The FCC should focus on both affordability and availability in its Telecom Act Section 706 reports, the Broadband Council said in comments posted Wednesday in docket 25-223. Commissioners approved a notice of inquiry 3-0 last week, with initial comments due Sept. 8 (see 2508080046). “Availability can only be realized by adoption,” the council said. "Serving a banquet to a family with no teeth has not fed the hungry. If the household does not have the ability, for whatever reason, to adopt the broadband service, the fact that it is available is immaterial.”
The FCC should require trade associations to provide “actual evidence” when they accuse local governments of obstructing broadband development, said the Minnesota Association of Community Telecommunications Administrators in an ex parte letter posted Wednesday in docket 17-84. The agency should require filers to include the names of all jurisdictions cited and provide notice to all named jurisdictions to allow them to respond, the group said. Filings that don’t include such information shouldn’t be considered, it added. “Relying on such unfounded claims results in poor public policy.” FCC rules “must be based on reality, not fallacy. This requires the opportunity for parties to respond to allegations asserted in the record.”
Somos representatives met with FCC staff on “the next steps” that the telecom industry can take to combat unwanted robocalls, said a filing this week in docket 17-59. Somos discussed how standards can be advanced “to ensure end-to-end verification of calls which would allow enterprises, and possibly later individuals, to exercise the Right to Use (RTU) their name, phone number, logo, and other identifying information, while making sure that those not authorized to use that information are prevented from doing so.”
Telephone Consumer Protection Act lawyer Eric Troutman on Tuesday labeled last week’s FCC Enforcement Bureau order removing 185 noncompliant voice service providers from the Robocall Mitigation Database (see 2508060041) a “massacre.” The order was “insane,” Troutman said. “This means the FCC literally just shut down 185 telecom companies with a flick of the wrist. … Short and sweet and fatal.”

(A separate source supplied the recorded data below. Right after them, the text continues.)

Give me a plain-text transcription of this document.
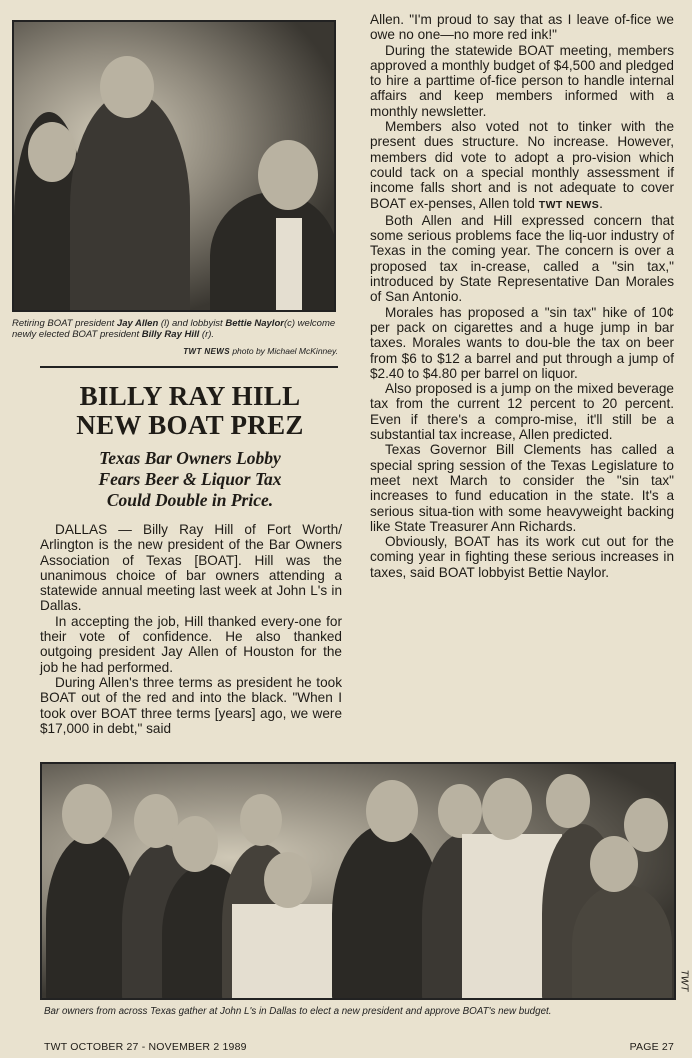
Retiring BOAT president Jay Allen (l) and lobbyist Bettie Naylor(c) welcome newly elected BOAT president Billy Ray Hill (r).

TWT NEWS photo by Michael McKinney.

BILLY RAY HILL
NEW BOAT PREZ
Texas Bar Owners Lobby
Fears Beer & Liquor Tax
Could Double in Price.

DALLAS — Billy Ray Hill of Fort Worth/ Arlington is the new president of the Bar Owners Association of Texas [BOAT]. Hill was the unanimous choice of bar owners attending a statewide annual meeting last week at John L's in Dallas.

In accepting the job, Hill thanked every-one for their vote of confidence. He also thanked outgoing president Jay Allen of Houston for the job he had performed.

During Allen's three terms as president he took BOAT out of the red and into the black. "When I took over BOAT three terms [years] ago, we were $17,000 in debt," said

Allen. "I'm proud to say that as I leave of-fice we owe no one—no more red ink!"

During the statewide BOAT meeting, members approved a monthly budget of $4,500 and pledged to hire a parttime of-fice person to handle internal affairs and keep members informed with a monthly newsletter.

Members also voted not to tinker with the present dues structure. No increase. However, members did vote to adopt a pro-vision which could tack on a special monthly assessment if income falls short and is not adequate to cover BOAT ex-penses, Allen told TWT NEWS.

Both Allen and Hill expressed concern that some serious problems face the liq-uor industry of Texas in the coming year. The concern is over a proposed tax in-crease, called a "sin tax," introduced by State Representative Dan Morales of San Antonio.

Morales has proposed a "sin tax" hike of 10¢ per pack on cigarettes and a huge jump in bar taxes. Morales wants to dou-ble the tax on beer from $6 to $12 a barrel and put through a jump of $2.40 to $4.80 per barrel on liquor.

Also proposed is a jump on the mixed beverage tax from the current 12 percent to 20 percent. Even if there's a compro-mise, it'll still be a substantial tax increase, Allen predicted.

Texas Governor Bill Clements has called a special spring session of the Texas Legislature to meet next March to consider the "sin tax" increases to fund education in the state. It's a serious situa-tion with some heavyweight backing like State Treasurer Ann Richards.

Obviously, BOAT has its work cut out for the coming year in fighting these serious increases in taxes, said BOAT lobbyist Bettie Naylor.

Bar owners from across Texas gather at John L's in Dallas to elect a new president and approve BOAT's new budget.

TWT
TWT OCTOBER 27 - NOVEMBER 2 1989	PAGE 27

The FCC Public Safety Bureau announced Monday that the agency's 911 reliability certification system is open for filing annual certifications, which are due Oct. 15. All covered service providers "must annually certify as to their compliance with circuit auditing, backup power, and network monitoring reliability measures,” the bureau said. “If a CSP does not conform to the elements of any of these reliability measures, the CSP must certify [as] to reasonable alternative reliability measures or explain why the requirements do not apply to its network as appropriate.”
Members of the Ad Hoc Broadband for Rural Health Group complained to the FCC about their difficulty understanding the rules for the rural health care program’s Healthcare Connect Fund (HCF). They met with aides to Commissioners Anna Gomez and Olivia Trusty and agency staff, said a filing Friday in docket 25-133.

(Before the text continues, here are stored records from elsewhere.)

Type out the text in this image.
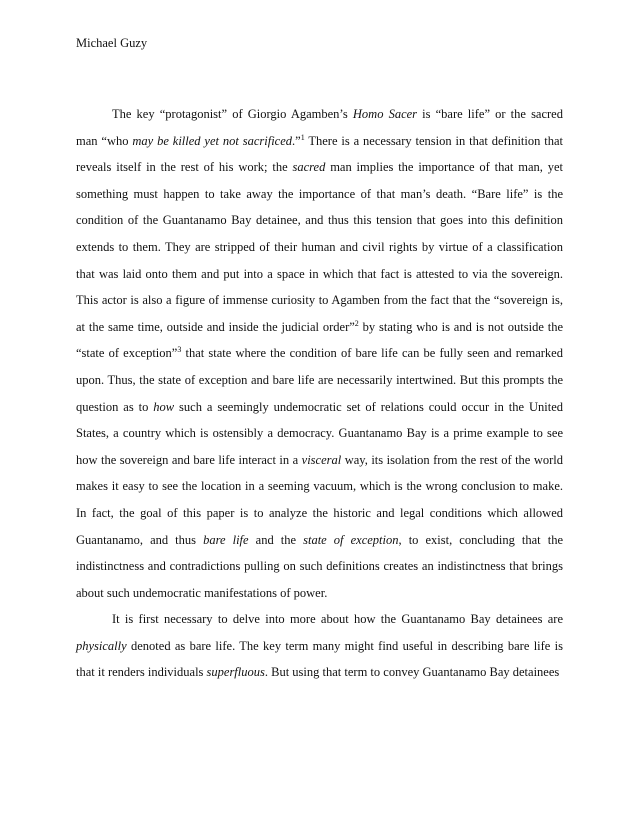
Michael Guzy
The key “protagonist” of Giorgio Agamben’s Homo Sacer is “bare life” or the sacred
man “who may be killed yet not sacrificed.”$^1$ There is a necessary tension in that definition that
reveals itself in the rest of his work; the sacred man implies the importance of that man, yet
something must happen to take away the importance of that man’s death. “Bare life” is the
condition of the Guantanamo Bay detainee, and thus this tension that goes into this definition
extends to them. They are stripped of their human and civil rights by virtue of a classification
that was laid onto them and put into a space in which that fact is attested to via the sovereign.
This actor is also a figure of immense curiosity to Agamben from the fact that the “sovereign is,
at the same time, outside and inside the judicial order”$^2$ by stating who is and is not outside the
“state of exception”$^3$ that state where the condition of bare life can be fully seen and remarked
upon. Thus, the state of exception and bare life are necessarily intertwined. But this prompts the
question as to how such a seemingly undemocratic set of relations could occur in the United
States, a country which is ostensibly a democracy. Guantanamo Bay is a prime example to see
how the sovereign and bare life interact in a visceral way, its isolation from the rest of the world
makes it easy to see the location in a seeming vacuum, which is the wrong conclusion to make.
In fact, the goal of this paper is to analyze the historic and legal conditions which allowed
Guantanamo, and thus bare life and the state of exception, to exist, concluding that the
indistinctness and contradictions pulling on such definitions creates an indistinctness that brings
about such undemocratic manifestations of power.
It is first necessary to delve into more about how the Guantanamo Bay detainees are
physically denoted as bare life. The key term many might find useful in describing bare life is
that it renders individuals superfluous. But using that term to convey Guantanamo Bay detainees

An FCC order conforming certain rules “to reflect the rules that are actually in effect,” resulting from the 6th U.S. Circuit Court of Appeals’ decision invalidating the agency's latest net neutrality order (see 2501020028), becomes effective Friday, according to a Federal Register notice released Thursday. The order also addresses the 8th Circuit's 2002 Iowa Utilities Board II decision.
The FCC’s "Build America Agenda," outlined by FCC Chairman Brendan Carr last month (see 2507020036), will mean faster broadband deployment, Commissioner Olivia Trusty said in a speech Wednesday in Mississippi. She spoke at the University of Mississippi Medical Center in Jackson, noting that faster broadband is key to telehealth.

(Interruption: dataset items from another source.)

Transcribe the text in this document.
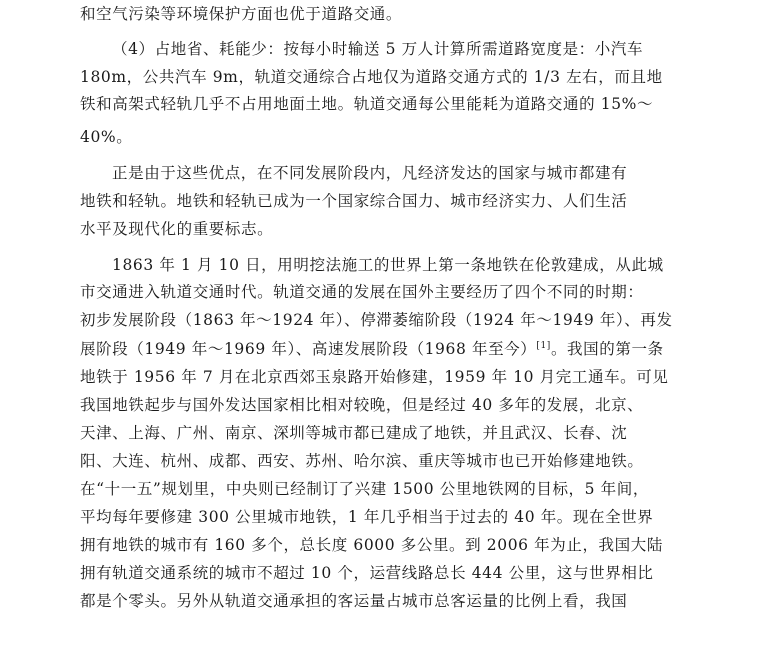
和空气污染等环境保护方面也优于道路交通。
（4）占地省、耗能少：按每小时输送 5 万人计算所需道路宽度是：小汽车
180m，公共汽车 9m，轨道交通综合占地仅为道路交通方式的 1/3 左右，而且地
铁和高架式轻轨几乎不占用地面土地。轨道交通每公里能耗为道路交通的 15%～
40%。
正是由于这些优点，在不同发展阶段内，凡经济发达的国家与城市都建有
地铁和轻轨。地铁和轻轨已成为一个国家综合国力、城市经济实力、人们生活
水平及现代化的重要标志。
1863 年 1 月 10 日，用明挖法施工的世界上第一条地铁在伦敦建成，从此城
市交通进入轨道交通时代。轨道交通的发展在国外主要经历了四个不同的时期：
初步发展阶段（1863 年～1924 年）、停滞萎缩阶段（1924 年～1949 年）、再发
展阶段（1949 年～1969 年）、高速发展阶段（1968 年至今）[1]。我国的第一条
地铁于 1956 年 7 月在北京西郊玉泉路开始修建，1959 年 10 月完工通车。可见
我国地铁起步与国外发达国家相比相对较晚，但是经过 40 多年的发展，北京、
天津、上海、广州、南京、深圳等城市都已建成了地铁，并且武汉、长春、沈
阳、大连、杭州、成都、西安、苏州、哈尔滨、重庆等城市也已开始修建地铁。
在“十一五”规划里，中央则已经制订了兴建 1500 公里地铁网的目标，5 年间，
平均每年要修建 300 公里城市地铁，1 年几乎相当于过去的 40 年。现在全世界
拥有地铁的城市有 160 多个，总长度 6000 多公里。到 2006 年为止，我国大陆
拥有轨道交通系统的城市不超过 10 个，运营线路总长 444 公里，这与世界相比
都是个零头。另外从轨道交通承担的客运量占城市总客运量的比例上看，我国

Foothills Connect, which notified the FCC early this year that it wouldn't meet its Rural Digital Opportunity Fund first interim buildout milestone in Kentucky (see 2501220004), told the agency this week that it's "making substantial progress" on closing the milestone gap. In docket 19-126 Tuesday, Foothills said it's still struggling with delays beyond its control in getting right-of-way approvals and obtaining easements. It also cited workforce issues related to hiring qualified construction contractors.
As states race to meet NTIA's Sept. 4 deadline to submit their revised final BEAD plans under the agency's new rules, the future of the program's non-deployment funding is in “uncharted territory,” wrote CCG Consulting President Doug Dawson in a blog Wednesday. Dawson raised questions about whether NTIA can ignore Congress’ directive to spend the full $42.5 billion on both broadband infrastructure and non-deployment initiatives (see 2507300011). Although NTIA didn't definitively eliminate non-deployment uses for BEAD funding, Dawson noted that some in the industry believe the agency might “kill all non-deployment funds as a way to take credit for ‘returning’ money to Treasury,” while others remain hopeful NTIA will allow certain projects. He warned that the shift could also lead to “significantly less BEAD funding for fiber and more for satellite and fixed wireless broadband” after the agency removed its fiber-first preference. "It’s one thing for the White House to issue executive orders that countermand Congressional spending," Dawson wrote: "It’s a whole lot fuzzier if an agency like NTIA can directly ignore Congress."